Palpeggiamenti e aggressioni ad Alghero, arrestato un giovane

Il provvedimento del Tribunale di Sassari dopo un’inchiesta coordinata dalla Procura: vittime una minorenne e altre tre donne.

Operazione congiunta di Polizia di Stato e Carabinieri nella mattinata di mercoledì 13 maggio ad Alghero, dove un giovane è stato raggiunto da un’ordinanza di arresti domiciliari con braccialetto elettronico emessa dal Tribunale di Sassari con l’accusa di plurimi episodi di violenza sessuale.

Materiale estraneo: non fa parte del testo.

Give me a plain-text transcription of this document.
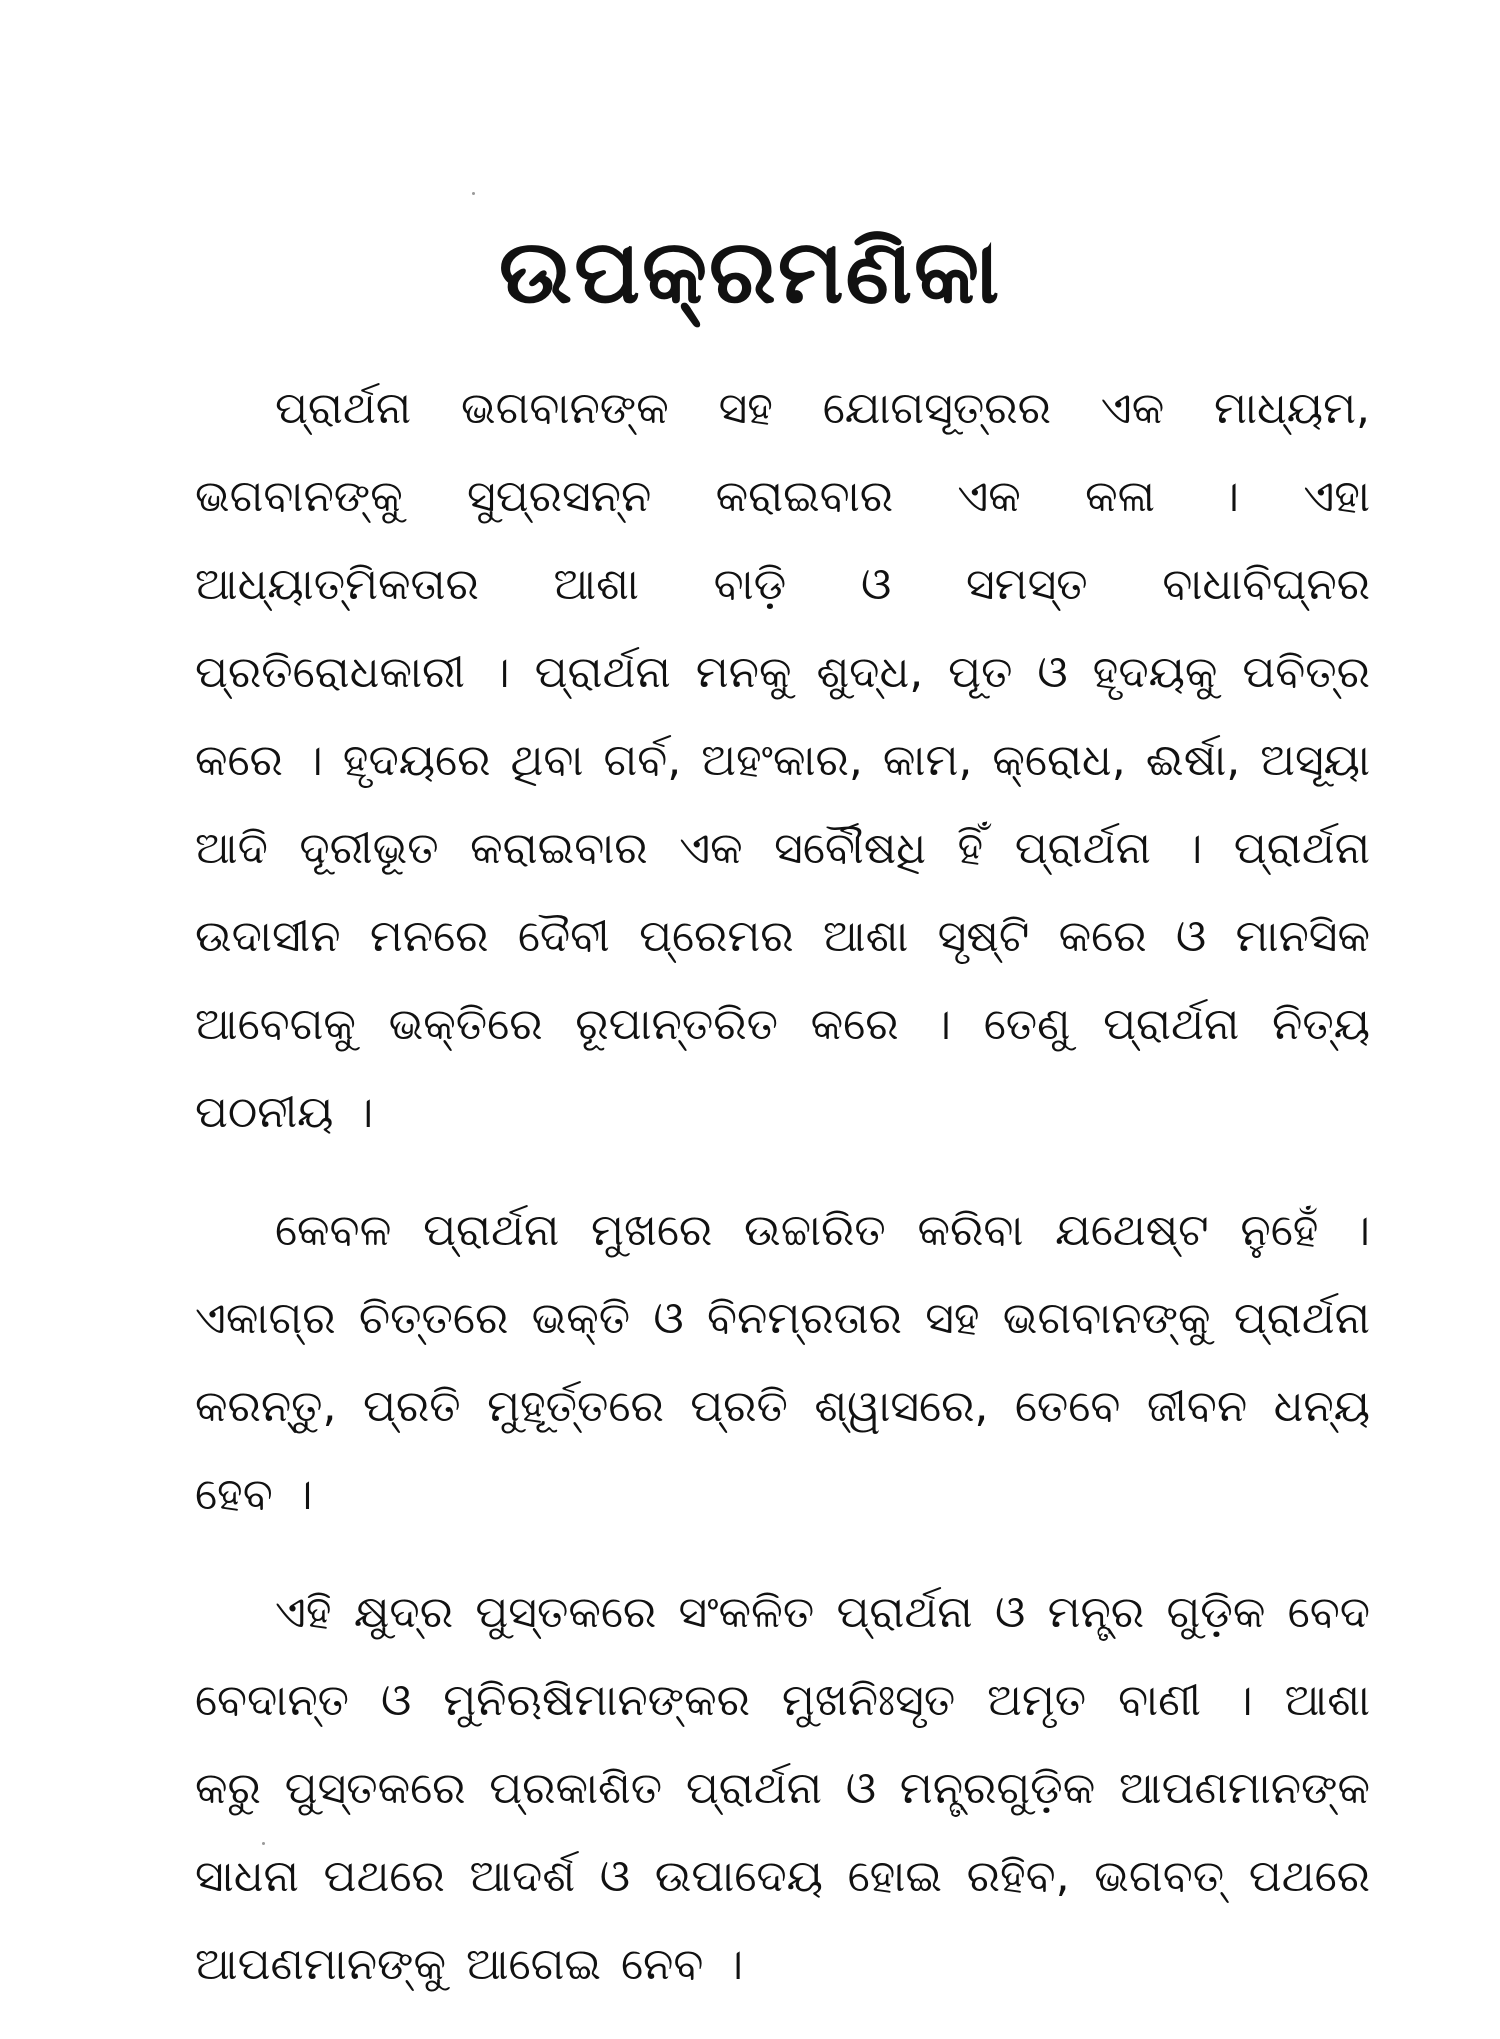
ଉପକ୍ରମଣିକା

ପ୍ରାର୍ଥନା ଭଗବାନଙ୍କ ସହ ଯୋଗସୂତ୍ରର ଏକ ମାଧ୍ୟମ, ଭଗବାନଙ୍କୁ ସୁପ୍ରସନ୍ନ କରାଇବାର ଏକ କଳା । ଏହା ଆଧ୍ୟାତ୍ମିକତାର ଆଶା ବାଡ଼ି ଓ ସମସ୍ତ ବାଧାବିଘ୍ନର ପ୍ରତିରୋଧକାରୀ । ପ୍ରାର୍ଥନା ମନକୁ ଶୁଦ୍ଧ, ପୂତ ଓ ହୃଦୟକୁ ପବିତ୍ର କରେ । ହୃଦୟରେ ଥିବା ଗର୍ବ, ଅହଂକାର, କାମ, କ୍ରୋଧ, ଈର୍ଷା, ଅସୂୟା ଆଦି ଦୂରୀଭୂତ କରାଇବାର ଏକ ସର୍ବୌଷଧି ହିଁ ପ୍ରାର୍ଥନା । ପ୍ରାର୍ଥନା ଉଦାସୀନ ମନରେ ଦୈବୀ ପ୍ରେମର ଆଶା ସୃଷ୍ଟି କରେ ଓ ମାନସିକ ଆବେଗକୁ ଭକ୍ତିରେ ରୂପାନ୍ତରିତ କରେ । ତେଣୁ ପ୍ରାର୍ଥନା ନିତ୍ୟ ପଠନୀୟ ।

କେବଳ ପ୍ରାର୍ଥନା ମୁଖରେ ଉଚ୍ଚାରିତ କରିବା ଯଥେଷ୍ଟ ନୁହେଁ । ଏକାଗ୍ର ଚିତ୍ତରେ ଭକ୍ତି ଓ ବିନମ୍ରତାର ସହ ଭଗବାନଙ୍କୁ ପ୍ରାର୍ଥନା କରନ୍ତୁ, ପ୍ରତି ମୁହୂର୍ତ୍ତରେ ପ୍ରତି ଶ୍ୱାସରେ, ତେବେ ଜୀବନ ଧନ୍ୟ ହେବ ।

ଏହି କ୍ଷୁଦ୍ର ପୁସ୍ତକରେ ସଂକଳିତ ପ୍ରାର୍ଥନା ଓ ମନ୍ତ୍ର ଗୁଡ଼ିକ ବେଦ ବେଦାନ୍ତ ଓ ମୁନିଋଷିମାନଙ୍କର ମୁଖନିଃସୃତ ଅମୃତ ବାଣୀ । ଆଶା କରୁ ପୁସ୍ତକରେ ପ୍ରକାଶିତ ପ୍ରାର୍ଥନା ଓ ମନ୍ତ୍ରଗୁଡ଼ିକ ଆପଣମାନଙ୍କ ସାଧନା ପଥରେ ଆଦର୍ଶ ଓ ଉପାଦେୟ ହୋଇ ରହିବ, ଭଗବତ୍ ପଥରେ ଆପଣମାନଙ୍କୁ ଆଗେଇ ନେବ ।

L’inchiesta, coordinata dalla Procura della Repubblica di Sassari, ha preso avvio dopo un episodio denunciato nel mese di marzo da una minorenne. Secondo quanto ricostruito dagli investigatori della Stazione dei Carabinieri di Alghero, il giovane avrebbe avvicinato la ragazza sottraendole il telefono cellulare per poi compiere palpeggiamenti a sfondo sessuale.

Gli accertamenti tecnici e una successiva perquisizione domiciliare, durante la quale sarebbero stati rinvenuti gli indumenti ritenuti compatibili con quelli utilizzati durante l’aggressione, hanno consentito agli inquirenti di raccogliere gravi indizi a carico dell’indagato.

Nel corso delle indagini, gli investigatori hanno inoltre collegato il giovane ad altri due episodi avvenuti tra la fine del 2025 e il marzo scorso ai danni di altrettante donne. In tutti i casi il presunto autore avrebbe agito con modalità simili, approfittando di situazioni favorevoli e della vulnerabilità delle vittime per compiere palpeggiamenti e rivolgere insulti prima di fuggire.

A questi episodi si aggiunge un’ulteriore aggressione denunciata lo scorso fine settimana da una turista sudcoreana molestata mentre si trovava al mare. Fondamentali per l’identificazione sarebbero state le immagini dei sistemi di videosorveglianza cittadina e le testimonianze raccolte dagli agenti del Commissariato di Pubblica Sicurezza di Alghero.

Dopo essere stato rintracciato da Polizia e Carabinieri, il giovane è stato accompagnato nella propria abitazione e posto agli arresti domiciliari, dove resterà a disposizione dell’Autorità giudiziaria. Gli investigatori stanno ora verificando un eventuale coinvolgimento dell’indagato in altri episodi analoghi che potrebbero non essere stati ancora denunciati. Resta ferma, come previsto dalla legge, la presunzione di innocenza: la responsabilità dell’indagato potrà essere accertata soltanto con sentenza definitiva di condanna.